Can you tell me how the phrase, "l'esprit de l'escalier' would typically be used in a sentence? Do french people use that idiom a lot?
Oh…
First, people over tumblr keep reblogging that quote, “esprit de l’escalier : that feeling you get when you leave a conversation and think of all the things you should have said.”It’s all romantic and stuff but this is half-right, half-wrong.
Technically, it means not being able to answer quickly to something. It’s the contrary of having a quick wit. “Esprit de l’escalier” (“Stairs mind”) is like you’re down some stairs during a conversation - metaphorically obviously-, you’re stuck on your step and you have hard time climbing up the next step. That’s the literal meaning.
Once the convo is done, you may think about how you could have climbed > what you could have responsed. This feeling is optional yet people over tumblr only kept that to sound romantic.

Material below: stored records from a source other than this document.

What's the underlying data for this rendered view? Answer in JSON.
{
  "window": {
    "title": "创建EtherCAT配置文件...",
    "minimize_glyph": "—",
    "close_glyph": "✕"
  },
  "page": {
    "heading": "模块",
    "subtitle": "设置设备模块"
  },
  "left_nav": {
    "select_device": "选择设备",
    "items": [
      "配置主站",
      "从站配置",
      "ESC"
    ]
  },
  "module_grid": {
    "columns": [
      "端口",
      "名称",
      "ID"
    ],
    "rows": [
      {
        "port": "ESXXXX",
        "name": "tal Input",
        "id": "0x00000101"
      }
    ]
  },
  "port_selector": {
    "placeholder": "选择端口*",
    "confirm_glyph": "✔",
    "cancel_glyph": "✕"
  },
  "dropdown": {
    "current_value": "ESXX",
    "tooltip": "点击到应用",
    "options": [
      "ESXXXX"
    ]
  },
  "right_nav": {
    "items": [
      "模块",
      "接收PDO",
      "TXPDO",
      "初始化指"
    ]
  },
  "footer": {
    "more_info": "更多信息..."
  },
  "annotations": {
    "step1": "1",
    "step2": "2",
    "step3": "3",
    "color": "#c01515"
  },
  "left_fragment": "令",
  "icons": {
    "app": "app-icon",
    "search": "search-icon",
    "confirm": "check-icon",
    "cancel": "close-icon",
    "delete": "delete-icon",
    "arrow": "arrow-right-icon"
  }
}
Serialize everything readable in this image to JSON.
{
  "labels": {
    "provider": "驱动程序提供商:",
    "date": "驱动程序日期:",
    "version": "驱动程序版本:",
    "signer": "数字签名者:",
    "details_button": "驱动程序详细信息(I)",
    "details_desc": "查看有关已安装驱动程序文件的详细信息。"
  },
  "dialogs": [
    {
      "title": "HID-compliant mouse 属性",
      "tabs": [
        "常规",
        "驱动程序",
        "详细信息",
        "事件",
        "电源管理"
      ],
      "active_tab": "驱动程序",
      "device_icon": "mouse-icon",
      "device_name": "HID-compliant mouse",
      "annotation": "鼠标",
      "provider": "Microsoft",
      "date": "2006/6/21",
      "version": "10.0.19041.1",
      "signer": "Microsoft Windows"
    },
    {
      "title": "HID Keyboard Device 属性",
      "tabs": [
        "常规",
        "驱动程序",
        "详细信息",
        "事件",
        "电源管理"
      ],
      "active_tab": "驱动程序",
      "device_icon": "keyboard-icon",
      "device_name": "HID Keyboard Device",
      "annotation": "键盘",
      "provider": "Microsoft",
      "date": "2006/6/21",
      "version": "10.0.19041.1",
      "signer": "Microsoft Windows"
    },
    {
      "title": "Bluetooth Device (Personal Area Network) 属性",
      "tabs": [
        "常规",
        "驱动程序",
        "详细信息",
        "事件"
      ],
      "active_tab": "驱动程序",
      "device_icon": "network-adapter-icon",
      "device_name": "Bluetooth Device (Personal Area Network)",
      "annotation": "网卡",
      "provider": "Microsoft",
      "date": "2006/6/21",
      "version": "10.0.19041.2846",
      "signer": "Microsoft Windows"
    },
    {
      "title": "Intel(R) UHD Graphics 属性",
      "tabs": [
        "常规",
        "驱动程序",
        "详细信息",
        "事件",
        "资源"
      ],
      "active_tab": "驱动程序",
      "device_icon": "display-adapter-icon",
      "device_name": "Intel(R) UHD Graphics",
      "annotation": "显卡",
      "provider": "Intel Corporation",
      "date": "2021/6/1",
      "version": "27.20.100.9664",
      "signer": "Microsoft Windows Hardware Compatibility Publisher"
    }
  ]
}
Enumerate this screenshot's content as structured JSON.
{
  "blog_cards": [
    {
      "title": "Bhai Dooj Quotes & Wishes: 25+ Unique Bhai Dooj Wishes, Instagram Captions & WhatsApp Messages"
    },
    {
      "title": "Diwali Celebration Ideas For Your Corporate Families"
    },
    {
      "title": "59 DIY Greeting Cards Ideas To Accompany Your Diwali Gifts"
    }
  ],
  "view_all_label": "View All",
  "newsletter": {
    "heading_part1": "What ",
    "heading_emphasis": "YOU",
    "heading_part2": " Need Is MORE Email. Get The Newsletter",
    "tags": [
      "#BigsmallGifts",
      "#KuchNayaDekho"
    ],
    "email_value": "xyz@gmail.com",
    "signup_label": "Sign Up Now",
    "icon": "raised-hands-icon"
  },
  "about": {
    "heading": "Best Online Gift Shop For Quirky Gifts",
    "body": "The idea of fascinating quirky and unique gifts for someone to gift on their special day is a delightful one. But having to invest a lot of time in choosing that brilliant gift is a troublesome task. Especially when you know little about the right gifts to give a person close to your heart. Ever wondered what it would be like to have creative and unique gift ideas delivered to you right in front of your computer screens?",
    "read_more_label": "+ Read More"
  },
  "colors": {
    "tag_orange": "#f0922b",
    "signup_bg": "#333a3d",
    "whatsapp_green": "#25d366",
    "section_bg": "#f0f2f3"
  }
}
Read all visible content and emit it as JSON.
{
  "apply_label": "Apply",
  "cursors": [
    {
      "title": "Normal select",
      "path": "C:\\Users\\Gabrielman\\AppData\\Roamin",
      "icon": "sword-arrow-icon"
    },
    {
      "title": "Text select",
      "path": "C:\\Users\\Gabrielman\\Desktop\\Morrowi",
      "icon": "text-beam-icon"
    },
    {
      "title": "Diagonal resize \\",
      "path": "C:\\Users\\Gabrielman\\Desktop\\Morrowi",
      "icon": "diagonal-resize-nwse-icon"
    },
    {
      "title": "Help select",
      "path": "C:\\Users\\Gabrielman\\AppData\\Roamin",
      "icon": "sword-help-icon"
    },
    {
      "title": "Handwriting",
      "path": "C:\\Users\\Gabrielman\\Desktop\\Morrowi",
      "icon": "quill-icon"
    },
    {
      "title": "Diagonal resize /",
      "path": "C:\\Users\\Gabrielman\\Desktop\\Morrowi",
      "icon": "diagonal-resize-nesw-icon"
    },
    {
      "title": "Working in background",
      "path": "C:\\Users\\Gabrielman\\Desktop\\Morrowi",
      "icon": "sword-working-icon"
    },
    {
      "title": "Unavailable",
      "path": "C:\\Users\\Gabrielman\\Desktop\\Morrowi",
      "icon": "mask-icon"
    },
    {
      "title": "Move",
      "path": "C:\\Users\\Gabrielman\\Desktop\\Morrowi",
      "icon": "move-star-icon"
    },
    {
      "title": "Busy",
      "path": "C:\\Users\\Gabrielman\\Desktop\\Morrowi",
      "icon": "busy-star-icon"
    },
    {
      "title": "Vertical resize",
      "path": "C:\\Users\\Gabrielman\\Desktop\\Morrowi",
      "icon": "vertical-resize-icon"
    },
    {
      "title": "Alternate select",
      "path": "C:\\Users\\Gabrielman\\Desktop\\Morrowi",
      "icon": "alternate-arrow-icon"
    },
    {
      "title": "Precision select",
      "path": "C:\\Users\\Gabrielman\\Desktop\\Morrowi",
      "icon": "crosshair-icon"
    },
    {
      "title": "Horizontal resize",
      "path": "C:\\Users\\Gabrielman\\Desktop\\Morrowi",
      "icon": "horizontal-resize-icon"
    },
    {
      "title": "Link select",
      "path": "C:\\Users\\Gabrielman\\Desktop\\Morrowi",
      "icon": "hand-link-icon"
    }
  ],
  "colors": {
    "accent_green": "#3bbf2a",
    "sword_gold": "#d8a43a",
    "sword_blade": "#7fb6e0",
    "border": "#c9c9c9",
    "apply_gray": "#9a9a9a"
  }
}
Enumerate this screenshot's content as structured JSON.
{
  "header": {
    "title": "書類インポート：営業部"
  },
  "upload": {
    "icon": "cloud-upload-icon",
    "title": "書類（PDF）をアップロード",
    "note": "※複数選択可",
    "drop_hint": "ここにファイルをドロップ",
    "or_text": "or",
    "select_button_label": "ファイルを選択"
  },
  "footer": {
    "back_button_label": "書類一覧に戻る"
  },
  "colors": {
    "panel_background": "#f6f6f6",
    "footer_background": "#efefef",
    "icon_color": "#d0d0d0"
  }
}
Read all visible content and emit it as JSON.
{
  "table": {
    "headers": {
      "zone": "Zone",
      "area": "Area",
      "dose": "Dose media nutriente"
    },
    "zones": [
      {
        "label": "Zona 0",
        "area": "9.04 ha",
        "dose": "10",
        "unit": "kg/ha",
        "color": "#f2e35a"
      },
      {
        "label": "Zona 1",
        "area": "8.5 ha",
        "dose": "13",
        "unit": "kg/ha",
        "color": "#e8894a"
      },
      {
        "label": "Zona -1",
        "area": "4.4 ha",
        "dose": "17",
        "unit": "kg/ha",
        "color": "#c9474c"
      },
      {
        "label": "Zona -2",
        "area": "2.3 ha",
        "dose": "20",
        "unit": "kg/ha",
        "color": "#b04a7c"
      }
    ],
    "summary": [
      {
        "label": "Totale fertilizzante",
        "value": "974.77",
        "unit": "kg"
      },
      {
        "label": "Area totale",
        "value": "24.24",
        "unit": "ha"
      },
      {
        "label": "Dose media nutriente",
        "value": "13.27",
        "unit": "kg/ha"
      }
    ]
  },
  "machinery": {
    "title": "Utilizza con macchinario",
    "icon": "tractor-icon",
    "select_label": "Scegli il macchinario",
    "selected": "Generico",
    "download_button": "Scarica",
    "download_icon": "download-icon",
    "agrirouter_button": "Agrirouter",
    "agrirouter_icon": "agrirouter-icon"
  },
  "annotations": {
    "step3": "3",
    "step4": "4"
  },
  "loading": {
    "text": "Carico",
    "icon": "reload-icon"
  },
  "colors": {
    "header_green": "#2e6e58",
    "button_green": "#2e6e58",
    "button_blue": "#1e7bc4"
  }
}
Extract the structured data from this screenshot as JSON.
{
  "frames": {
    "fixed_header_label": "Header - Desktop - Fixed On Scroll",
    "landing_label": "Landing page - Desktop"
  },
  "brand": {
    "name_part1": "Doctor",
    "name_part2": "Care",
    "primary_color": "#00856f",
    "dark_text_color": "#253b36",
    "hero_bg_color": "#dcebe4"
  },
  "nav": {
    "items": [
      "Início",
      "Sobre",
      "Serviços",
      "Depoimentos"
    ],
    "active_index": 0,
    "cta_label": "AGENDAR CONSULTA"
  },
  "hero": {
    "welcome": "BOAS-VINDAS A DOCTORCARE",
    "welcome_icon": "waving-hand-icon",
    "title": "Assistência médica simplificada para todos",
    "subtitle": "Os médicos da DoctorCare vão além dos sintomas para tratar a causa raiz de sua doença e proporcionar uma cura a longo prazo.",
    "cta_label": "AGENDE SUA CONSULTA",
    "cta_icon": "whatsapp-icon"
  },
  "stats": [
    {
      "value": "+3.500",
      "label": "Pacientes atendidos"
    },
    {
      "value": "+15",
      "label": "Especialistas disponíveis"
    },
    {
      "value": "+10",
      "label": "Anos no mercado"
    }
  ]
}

Second, it’s quite a philosophic idiom. It’s a metaphor and natural speech wouldn’t use that kind of philosophical metaphor. We’d simply say “J’aurais du dire ça” (I should have said that) instead of “Mon esprit d’escalier m’embarrasse” (My “late” mind is bothering me) for example. I’d say it’s too complicated to be fully natural in French speech. We don’t use it in spoken French, very few in written French.
Finally, “esprit de l’escalier” is not a consecrated idiom, it can change : esprit d’escalier, escalier (alone)…
You can find in a Diderot’s book :
“Cela me réduit au silence, parce que l’homme sensible, comme moi, tout entier à ce qu’on lui objecte, perd la tête et ne se retrouve qu’au bas de l’escalier.”
“It’s forcing me to silence, because the sensitive man, like me, in his wholeness of what we object to him, loses his mind and only ends up down the stairs.”